Golden pan-fried ripe plantain paired with soft white cheese — São Tomé's irresistible sweet-and-savoury snack.
This beloved São Toméan snack takes very ripe plantains, fries them until caramelised and golden, and serves them immediately with slices of fresh white cheese. The contrast of sweet, yielding plantain against cool, milky cheese is simple, brilliant, and deeply satisfying. It is eaten at any time of day — as a snack, a side dish, or a quick dessert.
Serves 2
Heat oil or butter in a non-stick frying pan over medium heat until shimmering.
Add plantain slices in a single layer. Fry 3–4 minutes per side until deeply golden and caramelised. Do not rush — the sweetness develops with time.
Transfer to a plate lined with paper towel. Sprinkle with a tiny pinch of salt to enhance the sweetness.
Arrange fried plantain alongside fresh cheese slices. Eat immediately while plantain is hot.
The blacker the plantain skin, the sweeter the result.
Butter gives a richer flavour than vegetable oil.
Taste and adjust salt at the very end — flavors concentrate as liquids reduce, and a final pinch of flaky salt sharpens the whole dish.
Mise en place pays for itself: chop, measure and pre-mix everything before the heat goes on, especially for any step that moves fast.
Drizzle with honey for a dessert version.
Sprinkle with cinnamon for a warming spice note.
Vegetarian: swap the protein for roasted king oyster mushrooms, smoked tofu or cooked chickpeas — adjust seasoning slightly upward to compensate.
Spicier: add a finely chopped fresh chile or a teaspoon of crushed Aleppo/Urfa pepper to the aromatics for warm, layered heat instead of a single sharp hit.
Best eaten immediately. Fried plantain loses crispness quickly.
Fried ripe plantain with fresh cheese is a combination found across Portuguese-speaking Africa and Brazil, a legacy of Lusophone culinary exchange.

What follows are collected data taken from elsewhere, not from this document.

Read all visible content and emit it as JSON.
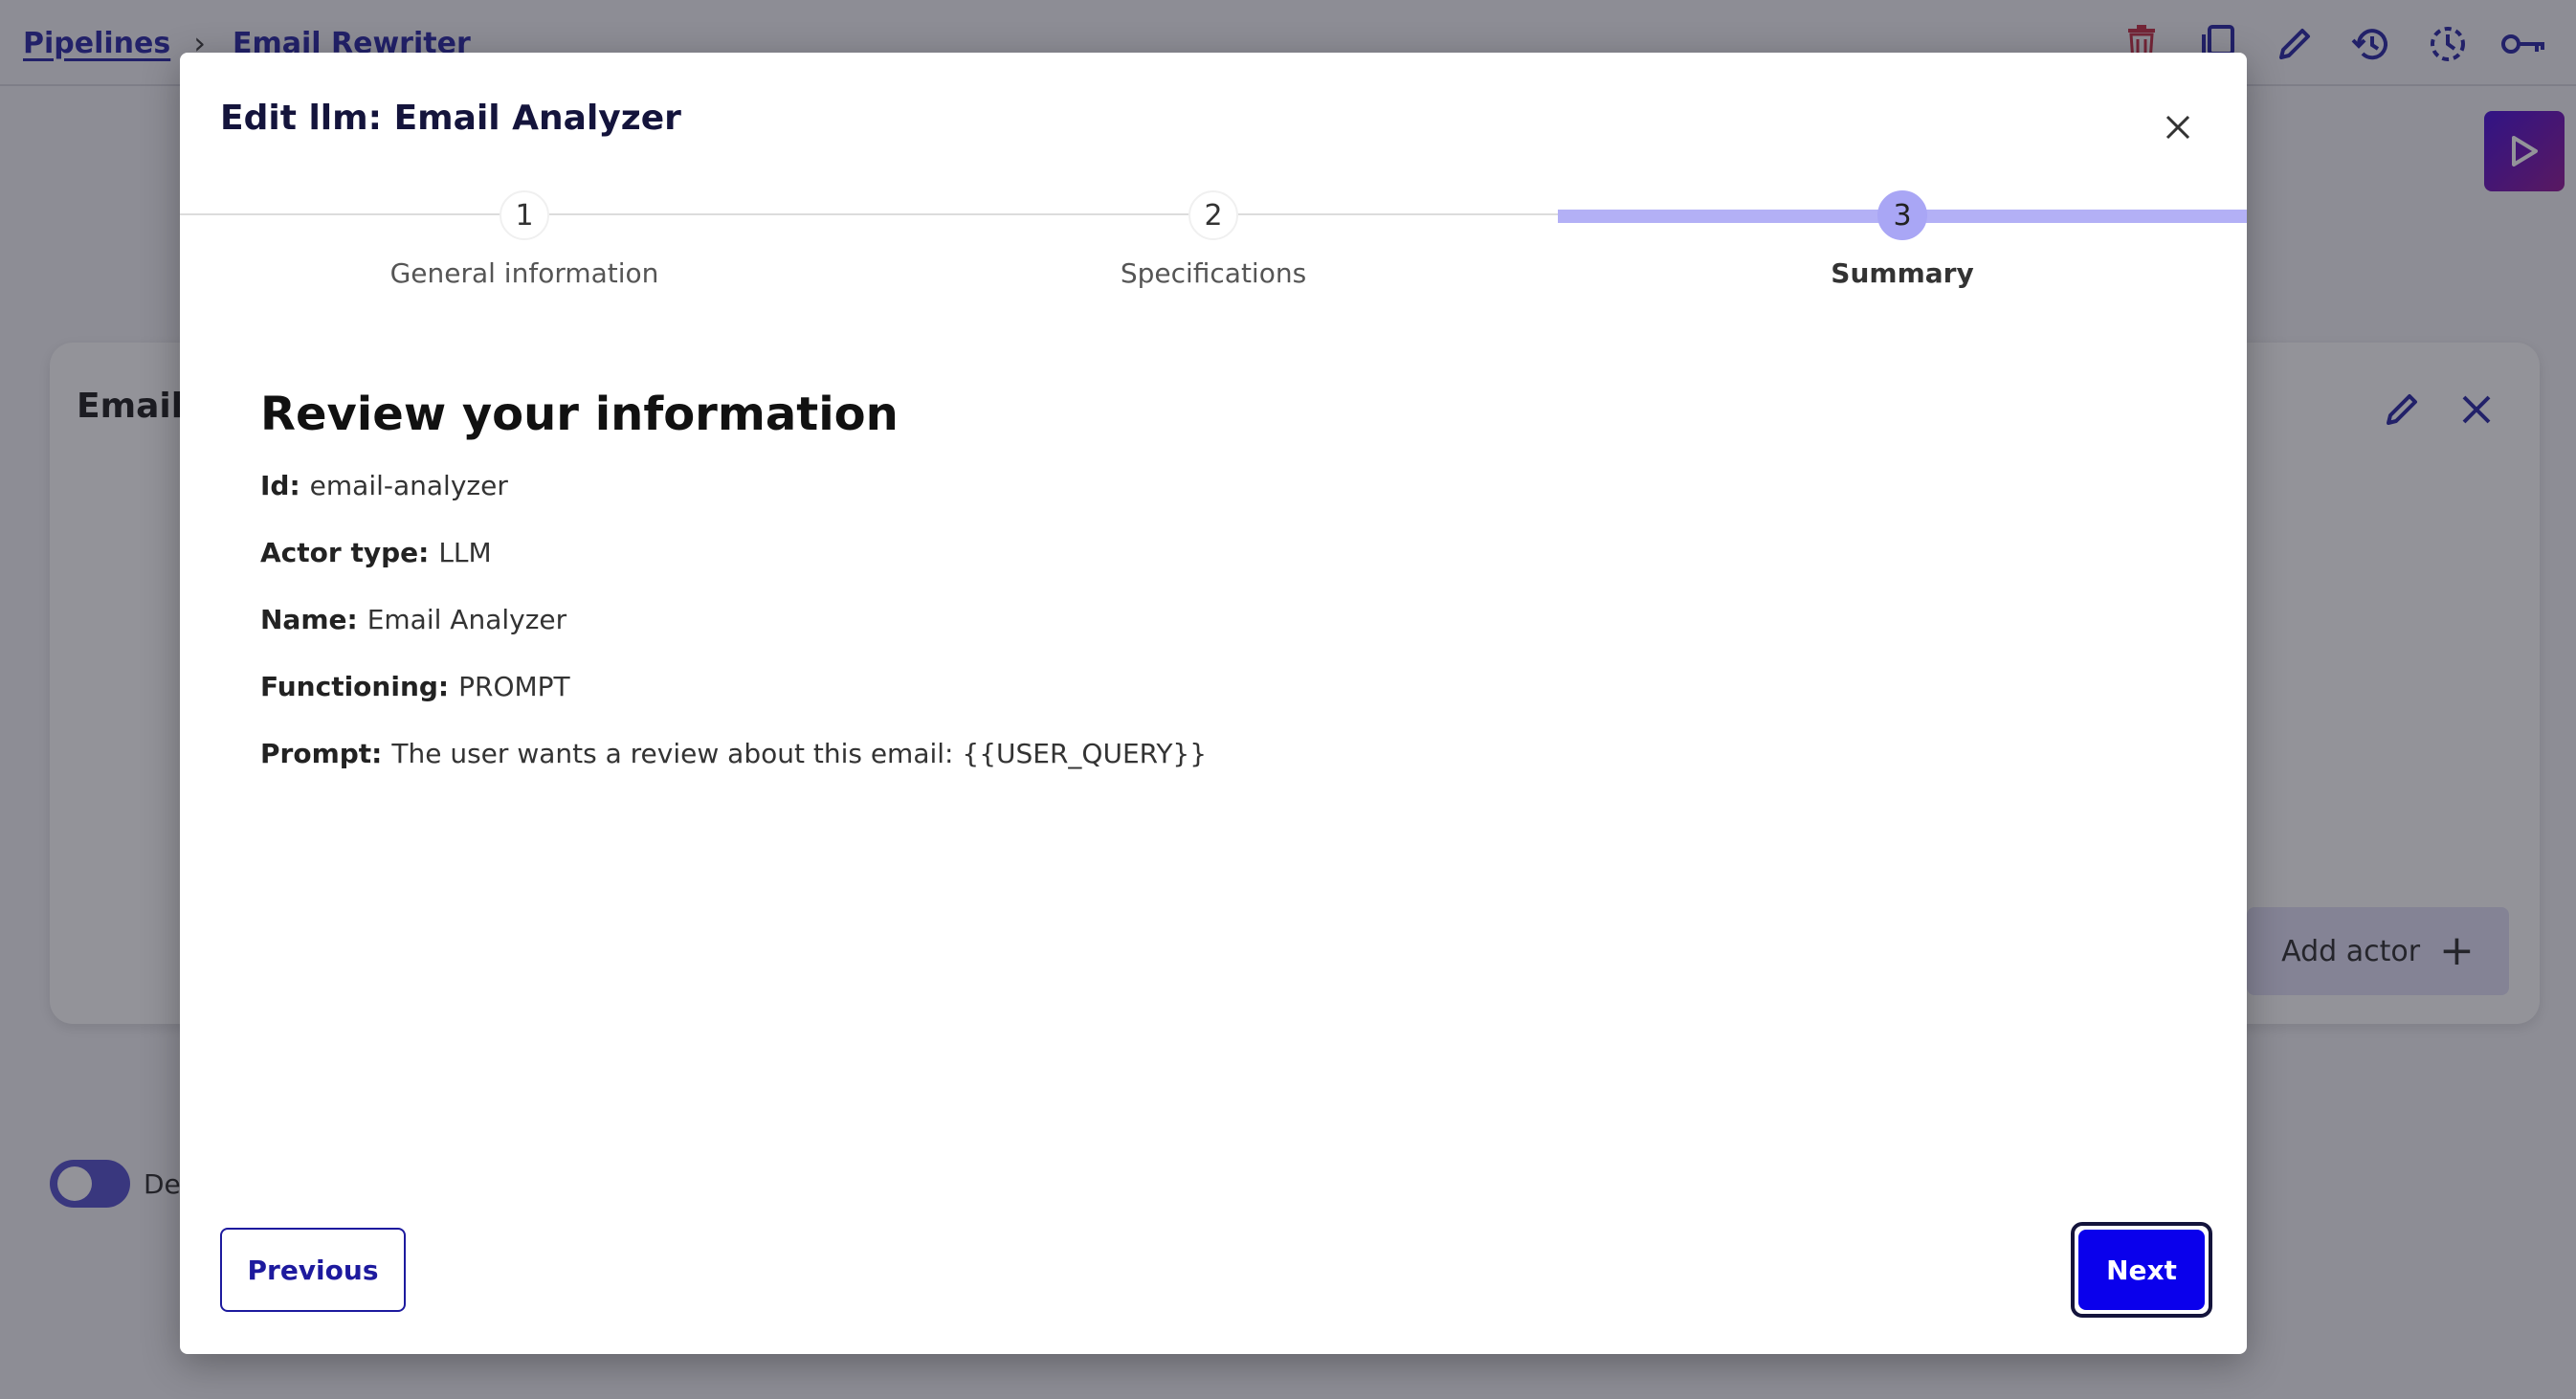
{
  "breadcrumb": {
    "root": "Pipelines",
    "current": "Email Rewriter"
  },
  "toolbar_icons": [
    "delete-icon",
    "copy-icon",
    "edit-icon",
    "history-icon",
    "schedule-icon",
    "key-icon"
  ],
  "colors": {
    "primary": "#0a00ec",
    "brand_dark": "#14143c",
    "link": "#1d1a9e",
    "step_active": "#a9a6f5",
    "danger": "#c0233a"
  },
  "card": {
    "title": "Email",
    "add_actor_label": "Add actor"
  },
  "toggle": {
    "label": "De",
    "on": true
  },
  "modal": {
    "title": "Edit llm: Email Analyzer",
    "steps": [
      {
        "number": "1",
        "label": "General information",
        "active": false
      },
      {
        "number": "2",
        "label": "Specifications",
        "active": false
      },
      {
        "number": "3",
        "label": "Summary",
        "active": true
      }
    ],
    "review_heading": "Review your information",
    "fields": [
      {
        "key": "Id:",
        "value": "email-analyzer"
      },
      {
        "key": "Actor type:",
        "value": "LLM"
      },
      {
        "key": "Name:",
        "value": "Email Analyzer"
      },
      {
        "key": "Functioning:",
        "value": "PROMPT"
      },
      {
        "key": "Prompt:",
        "value": "The user wants a review about this email: {{USER_QUERY}}"
      }
    ],
    "previous_label": "Previous",
    "next_label": "Next"
  }
}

In São Tomé it has become a daily comfort food, reflecting the island's abundant plantain harvest.
Unripe plantain will be starchy rather than sweet — it works for tostones (twice-fried) but not for this dish.
Yes — most of the components can be prepared up to a day in advance and refrigerated separately. Reheat gently and assemble just before serving so textures stay distinct.
Stay close to the role each ingredient plays: swap aromatics for similar ones (shallot for onion, lime for lemon), and keep the fat-acid-salt balance intact. Spice blends can usually be approximated with what's in the cupboard.
Authenticity sits on a spectrum — what matters more is honoring the technique and balance of flavors. If the dish tastes harmonious and respects how cooks in its home region would build it, you're on solid ground.